The truth of the matter is, however, that we are not yet in a recession, nor, on the balance of probability, does it appear likely there is going to be one, either in Europe or the US. Recession is defined as two successive quarters of negative growth, and hardly anyone is predicting that for Europe and the US, even after the traumas of the last month.

That does not mean it won't happen, or that things aren't going to be anything but extremely tough over the next few years. Right now events are alarming enough to suggest a number of very ugly outcomes, each of them capable of tipping the world into outright recession.
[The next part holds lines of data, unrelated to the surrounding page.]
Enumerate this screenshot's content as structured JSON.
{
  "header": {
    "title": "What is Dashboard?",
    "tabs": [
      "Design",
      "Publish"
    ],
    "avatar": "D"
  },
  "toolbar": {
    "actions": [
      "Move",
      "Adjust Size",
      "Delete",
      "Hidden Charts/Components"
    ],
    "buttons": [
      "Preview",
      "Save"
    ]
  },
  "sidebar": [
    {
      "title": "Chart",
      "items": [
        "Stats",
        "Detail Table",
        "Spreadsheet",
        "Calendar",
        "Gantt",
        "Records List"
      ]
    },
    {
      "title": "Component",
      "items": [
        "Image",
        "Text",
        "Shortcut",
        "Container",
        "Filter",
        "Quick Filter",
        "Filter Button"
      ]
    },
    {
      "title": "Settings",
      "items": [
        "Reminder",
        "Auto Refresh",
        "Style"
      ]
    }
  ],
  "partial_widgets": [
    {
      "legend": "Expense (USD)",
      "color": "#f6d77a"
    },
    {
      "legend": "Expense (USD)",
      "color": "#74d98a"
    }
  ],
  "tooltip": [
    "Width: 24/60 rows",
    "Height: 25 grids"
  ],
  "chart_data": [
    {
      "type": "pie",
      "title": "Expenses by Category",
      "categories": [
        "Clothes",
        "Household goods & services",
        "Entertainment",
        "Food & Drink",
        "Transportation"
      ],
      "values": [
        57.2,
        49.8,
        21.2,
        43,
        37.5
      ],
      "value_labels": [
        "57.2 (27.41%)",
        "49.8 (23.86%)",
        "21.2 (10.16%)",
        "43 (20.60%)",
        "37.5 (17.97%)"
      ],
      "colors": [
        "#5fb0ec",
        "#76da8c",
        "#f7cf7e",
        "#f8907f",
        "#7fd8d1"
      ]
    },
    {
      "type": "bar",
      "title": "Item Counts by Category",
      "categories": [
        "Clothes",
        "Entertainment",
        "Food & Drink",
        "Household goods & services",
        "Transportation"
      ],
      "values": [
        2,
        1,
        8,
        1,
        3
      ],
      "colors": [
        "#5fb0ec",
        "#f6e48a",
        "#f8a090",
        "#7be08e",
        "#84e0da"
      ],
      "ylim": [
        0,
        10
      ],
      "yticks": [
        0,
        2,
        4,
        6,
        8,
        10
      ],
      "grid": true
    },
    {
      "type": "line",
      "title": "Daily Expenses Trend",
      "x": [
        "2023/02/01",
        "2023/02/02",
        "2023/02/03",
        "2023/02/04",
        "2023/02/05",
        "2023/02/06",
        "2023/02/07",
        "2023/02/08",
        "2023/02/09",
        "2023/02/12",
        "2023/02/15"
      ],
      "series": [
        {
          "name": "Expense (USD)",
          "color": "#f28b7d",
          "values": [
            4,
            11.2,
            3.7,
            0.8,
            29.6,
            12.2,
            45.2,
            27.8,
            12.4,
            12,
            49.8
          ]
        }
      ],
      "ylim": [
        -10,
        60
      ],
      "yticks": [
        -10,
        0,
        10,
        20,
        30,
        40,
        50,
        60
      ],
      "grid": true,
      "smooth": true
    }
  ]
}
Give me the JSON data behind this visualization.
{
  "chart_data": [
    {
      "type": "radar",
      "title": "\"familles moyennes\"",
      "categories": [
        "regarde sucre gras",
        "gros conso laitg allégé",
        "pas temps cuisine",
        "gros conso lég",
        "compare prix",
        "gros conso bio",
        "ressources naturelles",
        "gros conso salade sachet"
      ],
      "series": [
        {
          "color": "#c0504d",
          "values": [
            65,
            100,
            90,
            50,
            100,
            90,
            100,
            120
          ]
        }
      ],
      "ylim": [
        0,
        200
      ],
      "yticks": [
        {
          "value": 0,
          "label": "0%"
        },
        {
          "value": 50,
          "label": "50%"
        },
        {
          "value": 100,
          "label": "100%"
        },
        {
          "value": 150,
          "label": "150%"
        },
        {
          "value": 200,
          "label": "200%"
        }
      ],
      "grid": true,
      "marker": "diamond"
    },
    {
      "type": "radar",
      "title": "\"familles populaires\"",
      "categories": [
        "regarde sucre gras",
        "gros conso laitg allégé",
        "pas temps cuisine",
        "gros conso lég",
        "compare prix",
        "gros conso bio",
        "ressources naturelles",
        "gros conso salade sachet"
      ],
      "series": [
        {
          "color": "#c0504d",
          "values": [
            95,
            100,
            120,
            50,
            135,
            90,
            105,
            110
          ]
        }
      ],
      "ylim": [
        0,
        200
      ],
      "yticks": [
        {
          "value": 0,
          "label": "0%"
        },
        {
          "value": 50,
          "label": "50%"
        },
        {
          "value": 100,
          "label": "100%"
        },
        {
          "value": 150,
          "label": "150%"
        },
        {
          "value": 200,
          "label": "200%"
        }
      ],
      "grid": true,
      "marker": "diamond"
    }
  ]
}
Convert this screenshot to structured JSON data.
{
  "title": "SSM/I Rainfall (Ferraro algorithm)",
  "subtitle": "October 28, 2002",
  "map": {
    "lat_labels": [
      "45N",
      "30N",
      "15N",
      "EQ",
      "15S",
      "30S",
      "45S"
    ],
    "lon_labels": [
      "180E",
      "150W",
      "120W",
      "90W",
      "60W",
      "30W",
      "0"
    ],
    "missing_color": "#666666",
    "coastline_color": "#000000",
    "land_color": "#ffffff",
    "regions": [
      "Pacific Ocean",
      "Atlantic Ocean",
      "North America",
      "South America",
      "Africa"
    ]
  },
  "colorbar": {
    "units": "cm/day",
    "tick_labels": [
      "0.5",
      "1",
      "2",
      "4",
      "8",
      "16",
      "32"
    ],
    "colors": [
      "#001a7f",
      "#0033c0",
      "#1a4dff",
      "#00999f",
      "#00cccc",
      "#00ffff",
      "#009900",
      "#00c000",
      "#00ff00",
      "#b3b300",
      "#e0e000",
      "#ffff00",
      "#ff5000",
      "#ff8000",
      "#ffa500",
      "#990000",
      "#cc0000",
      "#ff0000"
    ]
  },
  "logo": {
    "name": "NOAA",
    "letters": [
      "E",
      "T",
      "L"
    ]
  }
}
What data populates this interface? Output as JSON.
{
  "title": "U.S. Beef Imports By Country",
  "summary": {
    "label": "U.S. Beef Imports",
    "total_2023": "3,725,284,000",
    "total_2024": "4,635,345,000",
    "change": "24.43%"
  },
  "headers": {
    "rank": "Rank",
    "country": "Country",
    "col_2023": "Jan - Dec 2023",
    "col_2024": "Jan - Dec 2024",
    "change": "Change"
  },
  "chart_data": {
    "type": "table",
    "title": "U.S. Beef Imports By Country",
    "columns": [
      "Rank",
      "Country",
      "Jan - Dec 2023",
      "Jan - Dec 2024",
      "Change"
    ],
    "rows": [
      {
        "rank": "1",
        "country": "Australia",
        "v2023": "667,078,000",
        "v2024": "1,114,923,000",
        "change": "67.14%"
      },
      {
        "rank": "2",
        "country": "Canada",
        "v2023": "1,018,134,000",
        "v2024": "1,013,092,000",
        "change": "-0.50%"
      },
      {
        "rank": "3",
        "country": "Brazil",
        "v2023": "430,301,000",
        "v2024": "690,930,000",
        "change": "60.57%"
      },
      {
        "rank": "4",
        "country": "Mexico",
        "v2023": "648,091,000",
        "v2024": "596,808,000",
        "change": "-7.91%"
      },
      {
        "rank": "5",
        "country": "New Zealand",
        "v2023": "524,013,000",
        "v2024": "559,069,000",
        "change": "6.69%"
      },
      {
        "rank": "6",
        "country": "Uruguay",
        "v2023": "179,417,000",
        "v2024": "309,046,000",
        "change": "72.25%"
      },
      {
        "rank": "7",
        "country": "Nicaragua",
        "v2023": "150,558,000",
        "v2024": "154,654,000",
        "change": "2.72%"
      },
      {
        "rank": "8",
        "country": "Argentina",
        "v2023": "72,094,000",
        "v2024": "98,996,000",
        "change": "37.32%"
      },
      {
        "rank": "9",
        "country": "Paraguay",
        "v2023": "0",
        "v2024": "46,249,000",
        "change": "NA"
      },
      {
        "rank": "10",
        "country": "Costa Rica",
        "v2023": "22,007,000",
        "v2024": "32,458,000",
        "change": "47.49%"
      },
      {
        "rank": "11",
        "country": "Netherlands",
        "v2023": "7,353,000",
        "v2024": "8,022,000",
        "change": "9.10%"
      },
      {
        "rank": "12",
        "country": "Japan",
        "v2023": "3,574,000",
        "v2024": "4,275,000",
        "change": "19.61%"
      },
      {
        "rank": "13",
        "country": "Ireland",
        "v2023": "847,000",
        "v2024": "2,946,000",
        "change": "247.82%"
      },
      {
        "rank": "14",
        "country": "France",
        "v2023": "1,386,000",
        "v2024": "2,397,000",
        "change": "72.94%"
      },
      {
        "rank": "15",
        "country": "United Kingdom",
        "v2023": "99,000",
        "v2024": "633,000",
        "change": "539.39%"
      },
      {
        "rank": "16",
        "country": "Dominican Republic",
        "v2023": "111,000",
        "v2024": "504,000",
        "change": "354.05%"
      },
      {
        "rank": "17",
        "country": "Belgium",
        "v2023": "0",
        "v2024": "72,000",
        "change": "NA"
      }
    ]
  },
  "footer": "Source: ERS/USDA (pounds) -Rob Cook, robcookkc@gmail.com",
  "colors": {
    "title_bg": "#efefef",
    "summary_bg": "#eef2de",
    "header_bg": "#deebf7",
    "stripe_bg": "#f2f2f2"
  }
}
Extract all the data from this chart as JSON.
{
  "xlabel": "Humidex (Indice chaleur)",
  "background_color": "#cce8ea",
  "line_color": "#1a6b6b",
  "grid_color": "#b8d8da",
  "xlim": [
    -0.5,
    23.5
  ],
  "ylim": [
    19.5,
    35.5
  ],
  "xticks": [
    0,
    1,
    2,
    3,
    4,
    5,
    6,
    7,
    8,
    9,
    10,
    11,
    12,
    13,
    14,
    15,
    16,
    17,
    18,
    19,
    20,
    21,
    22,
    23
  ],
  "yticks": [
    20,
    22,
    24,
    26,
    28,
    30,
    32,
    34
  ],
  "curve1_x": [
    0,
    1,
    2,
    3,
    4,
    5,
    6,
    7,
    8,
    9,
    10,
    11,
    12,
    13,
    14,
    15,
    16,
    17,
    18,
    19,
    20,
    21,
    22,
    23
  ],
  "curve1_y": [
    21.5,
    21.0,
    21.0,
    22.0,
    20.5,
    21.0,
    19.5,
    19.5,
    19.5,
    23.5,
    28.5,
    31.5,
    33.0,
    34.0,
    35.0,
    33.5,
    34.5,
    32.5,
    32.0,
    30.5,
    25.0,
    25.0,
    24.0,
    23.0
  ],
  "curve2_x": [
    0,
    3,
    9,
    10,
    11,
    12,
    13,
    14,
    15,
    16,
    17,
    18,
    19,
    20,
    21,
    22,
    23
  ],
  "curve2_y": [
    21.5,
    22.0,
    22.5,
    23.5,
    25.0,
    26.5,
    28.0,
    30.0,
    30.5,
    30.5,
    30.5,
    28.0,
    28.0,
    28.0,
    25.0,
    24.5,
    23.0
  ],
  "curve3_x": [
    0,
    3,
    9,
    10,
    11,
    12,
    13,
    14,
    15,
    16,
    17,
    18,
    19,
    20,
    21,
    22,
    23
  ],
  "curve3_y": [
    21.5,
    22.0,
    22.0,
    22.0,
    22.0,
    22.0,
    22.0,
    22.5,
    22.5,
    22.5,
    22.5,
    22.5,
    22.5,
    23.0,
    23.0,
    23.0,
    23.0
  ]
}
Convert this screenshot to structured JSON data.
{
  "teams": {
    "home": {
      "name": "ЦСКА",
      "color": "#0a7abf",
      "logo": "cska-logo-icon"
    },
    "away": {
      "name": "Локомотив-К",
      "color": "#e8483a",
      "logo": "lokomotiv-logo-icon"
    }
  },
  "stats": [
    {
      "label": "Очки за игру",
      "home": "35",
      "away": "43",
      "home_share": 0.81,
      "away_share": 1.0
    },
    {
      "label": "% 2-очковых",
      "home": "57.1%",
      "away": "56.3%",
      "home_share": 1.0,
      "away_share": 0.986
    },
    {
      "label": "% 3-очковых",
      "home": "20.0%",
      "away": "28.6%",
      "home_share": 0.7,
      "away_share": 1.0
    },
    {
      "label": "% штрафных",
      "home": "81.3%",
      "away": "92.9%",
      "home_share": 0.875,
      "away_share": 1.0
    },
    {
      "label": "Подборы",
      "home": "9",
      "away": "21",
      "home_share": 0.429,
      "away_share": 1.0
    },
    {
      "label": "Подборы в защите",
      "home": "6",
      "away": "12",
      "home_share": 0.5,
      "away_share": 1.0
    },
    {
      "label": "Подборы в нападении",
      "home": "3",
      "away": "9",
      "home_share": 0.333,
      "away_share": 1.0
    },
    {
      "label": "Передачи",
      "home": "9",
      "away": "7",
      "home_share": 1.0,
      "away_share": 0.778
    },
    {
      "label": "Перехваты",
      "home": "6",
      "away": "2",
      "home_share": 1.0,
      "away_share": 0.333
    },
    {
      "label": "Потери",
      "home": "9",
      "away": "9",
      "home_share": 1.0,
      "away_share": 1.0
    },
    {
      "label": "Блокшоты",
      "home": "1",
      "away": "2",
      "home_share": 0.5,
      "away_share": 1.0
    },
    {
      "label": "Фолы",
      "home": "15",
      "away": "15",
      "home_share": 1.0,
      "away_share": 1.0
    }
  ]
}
The most compelling of these is the possibility that the bear market we are now witnessing on Wall Street will turn into something similar to the Tokyo rout of the early 1990s. Japan is the nightmare precedent for what happens when a big asset price bubble bursts. Don't try and call the bottom, just sell into the rallies and stick your money in bonds, is the doomsday lesson of the Tokyo collapse.

The parallels with Wall Street are uncanny. Like Japan, valuations were driven sky high by the belief that the US had discovered economic nirvana, that strong, low-inflation growth could go on for ever. Like Japan, the bull market in equities has itself helped sustain US economic growth by making Americans feel richer and thereby encouraging them to spend more. In Japan in the late 1980s companies thought themselves so overweight in capital that they bought stakes in one another. In the US in the late 1990s, companies buy shares in themselves.

Despite these alarming similarities, there are also some key differences. The most important of these is that as far as we know, Western banks are not up to their necks in dodgy and unsuspected property loans of the type that sank the Japanese banking system. Russian and other bad-debt problems are mounting, but on the whole Western banks appear well capitalised enough to withstand a very considerable shock without going under.

We know this, because unlike their Japanese counterparts in the late 1980s, Western banks have reasonably transparent accounts. Furthermore, the US and European economies are much more flexible than that of Japan and are therefore capable of adapting quite quickly to changed circumstances.

None of this means we should all breathe a sigh of relief and plunge back into equities. As Martin Taylor, chief executive of Barclays, argues, we may, after the latest traumatic events in Russia, be looking at a considerable, worldwide credit crunch. If nobody will lend, economic activity dries up.

So, although we may not be heading for outright recession, we've probably got two or three very rocky years ahead of us. As a consequence, the fall on Wall Street could have a good deal further to go, notwithstanding its numerous attempts at a rally yesterday. The downswing may not be as deep or prolonged as Tokyo, and its consequences are unlikely to be as cataclysmic, but when a liquidity bubble deflates, the effects are always bad. It's just a question of degree.